Das im Sommer 1944 eingerichtete Arbeitserziehungslager (AEL), das nicht der Justiz, sondern der Geheimpolizei unterstellt war, hatte eine andere Struktur. Es wurde wahrscheinlich zur Beseitigung von Schäden nach Luftangriffen auf die Arbeitsstätten eingerichtet, als der Bedarf an Arbeitskräften in dieser kleinen Gemeinde weiter anstieg und die Rüstungsproduktion nicht eingestellt werden durfte.[14] Eine andere Version besagt, dass das AEL nach Luftangriffen auf das Polizeigefängnis in Frankfurt am Main gegründet wurde. Daraufhin sollte es an einen sicheren Ort verlegt werden.[15] In einem Zeitzeugenbericht wird jedoch die Umfunktionierung des Justizstraflagers in ein AEL erwähnt.[16]

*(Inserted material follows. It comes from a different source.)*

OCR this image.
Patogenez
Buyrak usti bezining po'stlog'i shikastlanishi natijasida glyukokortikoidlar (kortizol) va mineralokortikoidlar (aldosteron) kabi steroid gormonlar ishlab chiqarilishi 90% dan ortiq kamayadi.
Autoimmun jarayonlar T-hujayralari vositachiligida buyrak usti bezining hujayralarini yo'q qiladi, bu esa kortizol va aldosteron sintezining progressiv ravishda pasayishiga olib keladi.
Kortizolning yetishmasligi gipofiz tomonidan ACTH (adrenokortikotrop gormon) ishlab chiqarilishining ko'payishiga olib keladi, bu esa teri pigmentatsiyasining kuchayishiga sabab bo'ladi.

Das Lager wird allgemein als AEL bezeichnet, offiziell wurde es jedoch als „erweitertes Frauengefängnis“ mit einer Kapazität von 250–300 Personen geführt. In diesem Polizeigefängnis für Frauen befanden sich auch etwa ein Dutzend männliche Häftlinge, die bei diversen Baumaßnahmen beschäftigt waren. Das AEL wurde von etwa 30 Wärtern beaufsichtigt. Einige Aufseherinnen übten Gewalt gegen die Gefangenen aus. Das Lager unterstand der Sicherheitspolizei in Wiesbaden und der Gestapo in Frankfurt. Entscheidungen über Gefangennahme und Entlassung wurden in Frankfurt getroffen. Das AEL war von der lokalen Bevölkerung getrennt, und der Zutritt war verboten. Es wurden hauptsächlich Frauen aus Polen und Osteuropa festgehalten, aber auch deutsche Frauen, die mit der Gestapo in Konflikt geraten waren, wurden inhaftiert. Im AEL wurde Gefängniskleidung getragen, teilweise mit AEL-Abzeichen. Insassen arbeitete in einer überwachten Kolonne bei den Breuer-Werken. Die Haftdauer im AEL betrug in der Regel 56 Tage, doch auch danach blieben Frauen im Lager und arbeiteten weiterhin als angelernte Arbeitskräfte für die Breuer-Werke.

 

Zwangsarbeitslager
 

Neben dem Straf- und dem Polizeilager gab es in Hirzenhain ein Zivillager für ausländische Frauen und Männer, das in 1942 auf dem Firmengelände errichteten Baracken untergebracht war. Im März 1944 lebten dort 62 polnische Zivilisten. Ein großer Teil der Personen im Lager waren „Ostarbeiter“ – 564 im Januar 1945.[17] Im Lager befand sich auch der 23-jährige Antoni K., der 1983 vor den polnischen Ermittlungsbehörden über das Verbrechen in Hirzenhain aussagte. Ihm zufolge lag das Zivillager direkt neben dem Straflager. Er sah oft, wie die weiblichen polnischen Häftlinge des Straflagers bei jedem Wetter lange Appelle in ihrem Lager aushalten mussten.[18] Die Insassen des Zivillagers durften sich frei bewegen, wie die erhaltenen Fotos polnischer Zwangsarbeiterinnen zeigen (Abb. 7–11 . ).

Die drei erwähnten Lager waren nicht institutionell miteinander verbunden, befanden sich aber in unmittelbarer Nähe zueinander (Abb. 12 . ). Gemeinsam war ihnen die Arbeit in den Breuer-Werken, wo insgesamt ca. 1.100 ausländische Zwangsarbeitskräfte beschäftigt waren. Die Bewohner der Lager beobachteten sich teilweise gegenseitig, durften aber nicht miteinander sprechen. Nur in den Produktionshallen gingen sie aneinander vorbei und warfen sich gegenseitig geheime Briefe mit der Bitte um Hilfe zu. 

 

[14] Pohl, Hans: Buderus 1932–1995, Wetzlar 2001, S. 82.

[15] Kingreen, S. 113.

[17] Ebenda.

[18] Institut für Nationales Gedenken in Warschau, IPN BU 3695/325.